Although CS production is first and foremost a linguistic task, it involves continuous interactions between language and other cognitive functions such as semantic memory, working memory, attention, and executive functions. 18 When CS is produced through the description of a visual stimulus (as in a picture description task), visuospatial functioning is also involved. Considering the heterogeneity in the linguistic characteristics of CS and in the cognitive profiles of individuals with MCI, there could exist more than one CS profile in this population and these profiles could be accompanied by different cognitive presentations.

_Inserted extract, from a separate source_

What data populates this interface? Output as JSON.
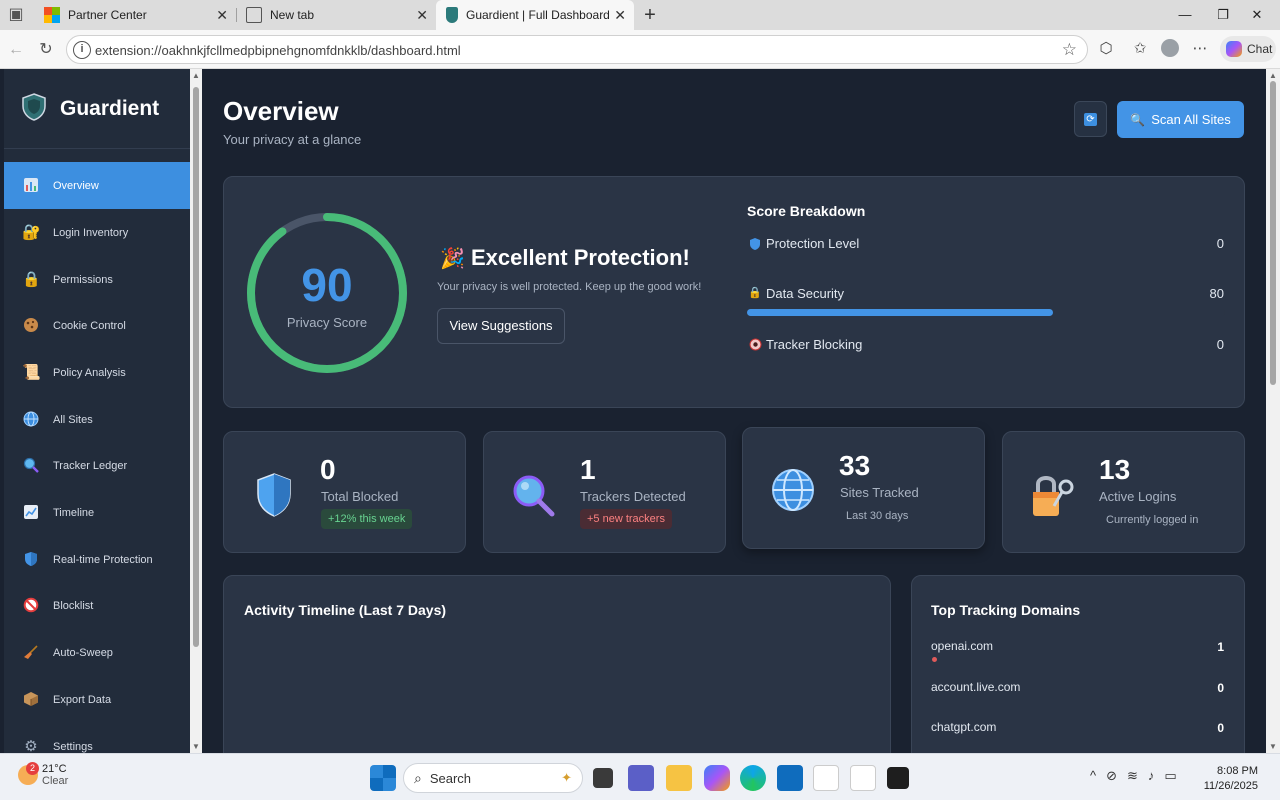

Different CS profiles have been documented in AD,19,20 but no study has investigated potential CS profiles in MCI. Furthermore, no study has attempted to map the CS profiles of individuals with MCI to their cognitive profiles using an extensive neuropsychological battery covering a wide range of cognitive domains. Comparing controls and individuals with MCI in terms of their CS features using univariate statistics (as many previous studies have done) might lead to missing the heterogeneity of CS in MCI and the presence of multiple CS profiles in this population. Data-driven approaches such as cluster analysis applied solely to data from MCI participants can help uncover such patterns. Given that in-depth neuropsychological testing and medical evaluations, and cognitive or pharmacological interventions are not always accessible for cost, distance or professional availability reasons, it is crucial to have screening tools that help identifying individuals who would benefit from these resources the most.

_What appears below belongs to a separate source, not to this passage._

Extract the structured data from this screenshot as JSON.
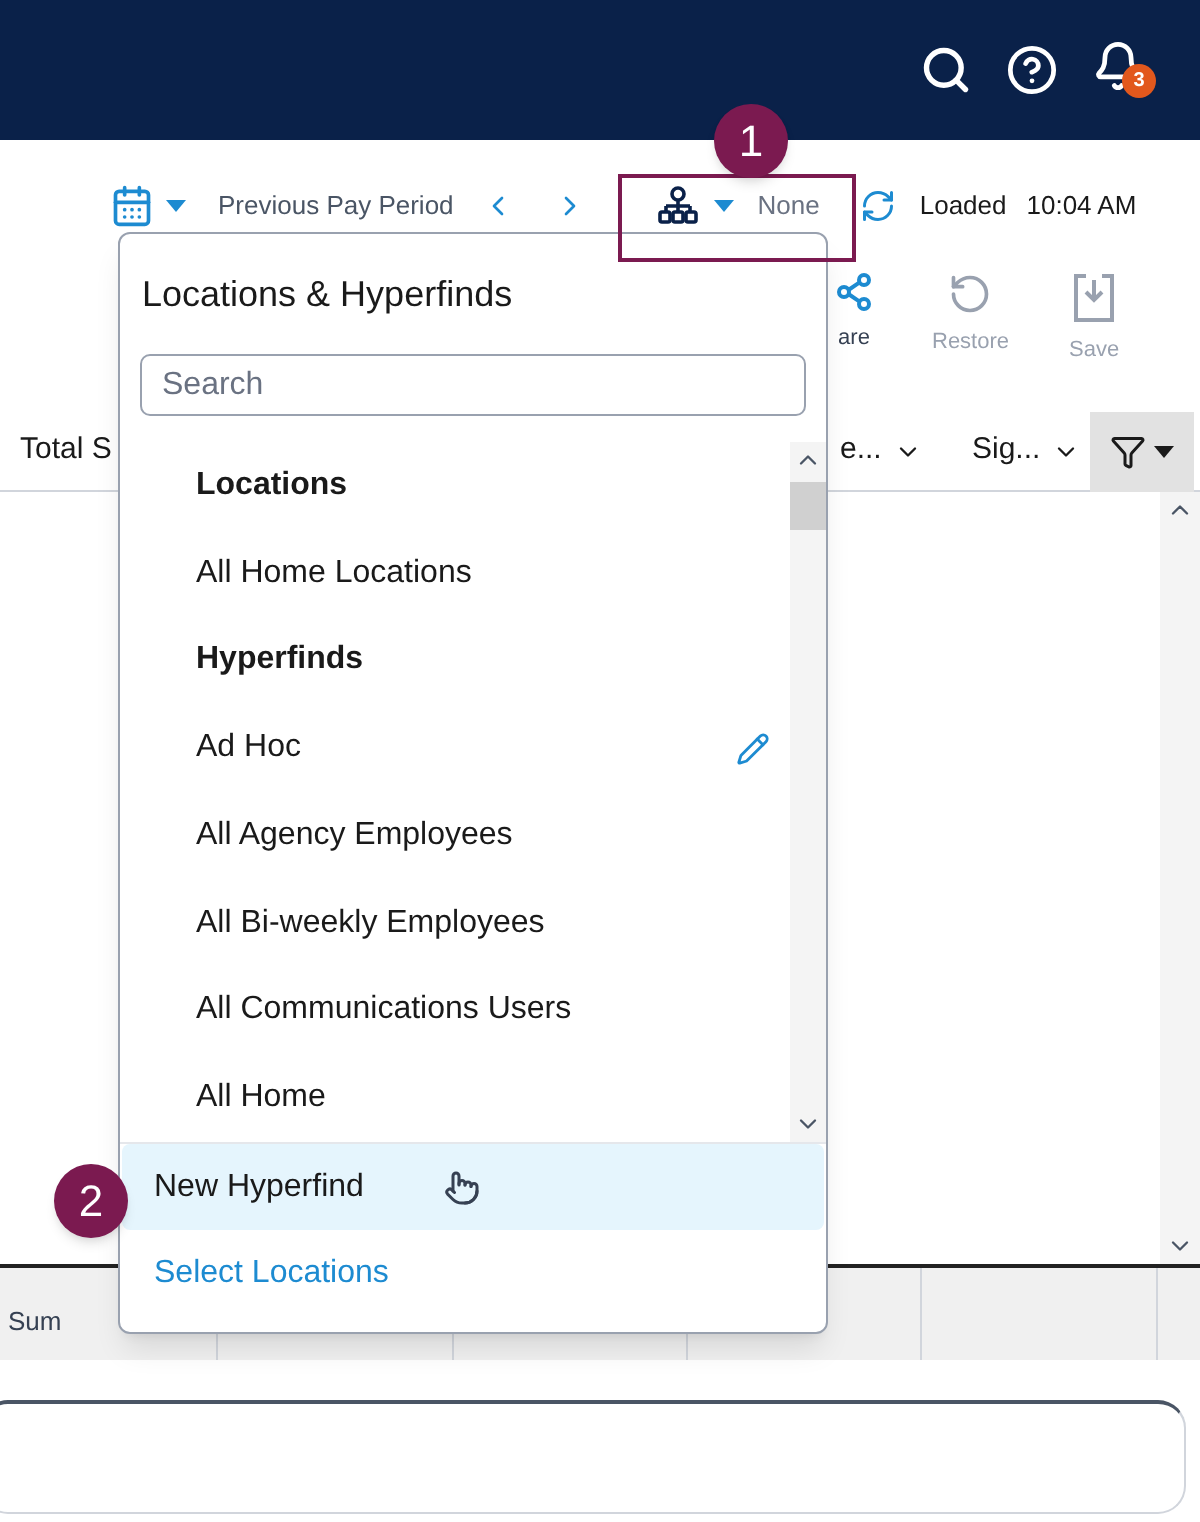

In this study, we aimed to determine whether there are multiple CS profiles in MCI and whether individuals with different CS profiles also have different cognitive profiles. To do so, we used the COMPASS-ND study database of the Canadian Consortium on Neurodegeneration in Aging (CCNA; www.ccna-ccnv.ca), which contains, among others, data from cognitively healthy older adults and a large number of individuals with MCI, CS samples and extensive neuropsychological data for each participant.
Methods
Participants
The COMPASS-ND study and the use of its data for the present study were approved by all participating centers’ Research Ethics Committee or Institutional Review Board. All participants and their study partners provided written informed consent at the start of the COMPASS-ND study. For the present study, we selected all participants from the COMPASS-ND study database who: 1) completed the COMPASS-ND study in English, 2) completed the Cookie Theft Picture Description Task, 21 and 3) were classified as controls or as having MCI (with any predominant cognitive deficits) as per the COMPASS-ND study criteria. 22 A total of 28 individuals with vascular MCI (classified as such in the COMPASS-ND study based on the following criteria: two or more silent brain infract in brain regions other than the cerebellum and the brainstem or show extensive and diffuse white matter disease (Age-Related White Matter Scale change score ≥ 2))) were excluded, as this group seems to present with different CS profiles than individuals on the AD continuum 23 and we wanted to minimize the likelihood of obtaining results that simply reflect different etiology.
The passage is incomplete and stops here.